I also did not realize the physical toll it would take on me. I have come home after 12 hour shifts with my feet swollen, throbbing, and exhausted to the point of feeling delirious. I have been to a masseuse, an acupuncturist, and my family doctor because of my aching back, sore muscles and headaches for the stress that I carry in my neck.
I have seen my hospital grow from a small community hospital to one that is world renowned. We challenge nurses with more and more difficult cases, and our expectations are for excellence. I am happy to be a part of a team that is excellent, and a hospital system that encourages nurses to grow professionally and holds bedside nurses in high regard. But this growth has not come with challenges. It can be exhausting.
I have been unable to find the appropriate words at times when others ask "how can you do that?" To be perfectly honest, sometimes I don't know how I do it. But, I do. I learned to find the joy in the littlest of things. An IV on stick on the first try, a happy doctor, a family bringing in fresh coffee, and to being able to sit down to have a proper lunch break. I've taken up yoga and meditation, and try to really enjoy my time off the clock. My family and friends all play a role in making me a more capable nurse. But to be perfectly honest, there are days I want to sit on my couch all day long in my pajamas, emotionally and physically drained!

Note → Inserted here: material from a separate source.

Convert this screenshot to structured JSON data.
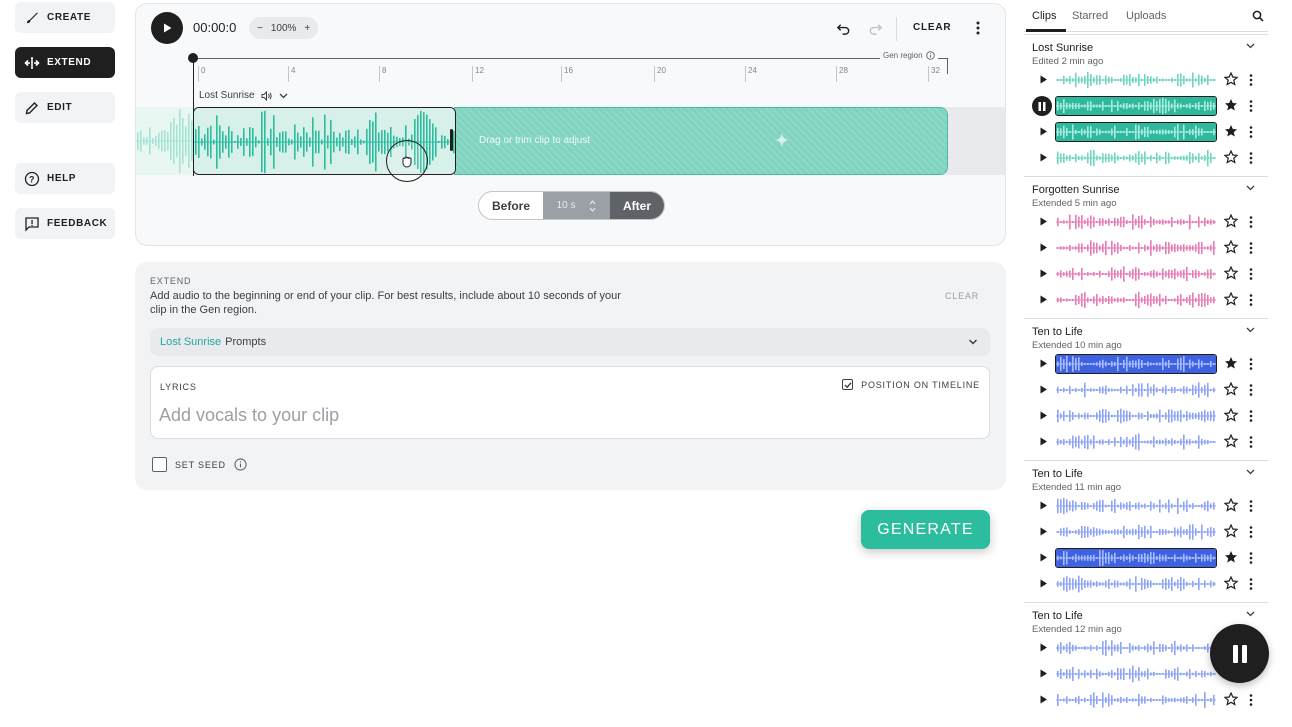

It's because I know what lurks around the corner-that next admission, that next phone call; devastating news, another sick child, the patient down the hall with the family that has more questions than you have answers. And the never ending look of fear I see in parents eyes, the feeling that hope is lost, asking that question, "why God, why?"
And then there are those glorious days, where it seems like the stars are all aligned: no evidence of disease, a last chemo party, laughing because of something so silly, a former patient coming back to say hi & thank you, and yes, a proper lunch break.
So, if I must answer my own question, I would do it over again. Maybe I didn't have a choice, maybe the universe chose nursing for me. I don't know if it was the baby dolls or another lifetime, but it's in me. Nursing is a part of everything I do; the constant critical thinking, the concern, the ability to switch my emotions off, the praying for families. And I tell this to my daughter now when she calls; crying, frustrated and sad, after a difficult shift. I tell her she's going to see things that people shouldn't have to...not the blood and guts that most people think of, but raw emotions that come with nursing. It's a cruel cruel world, nursing is, but it is rewarding in ways most people will never begin to understand.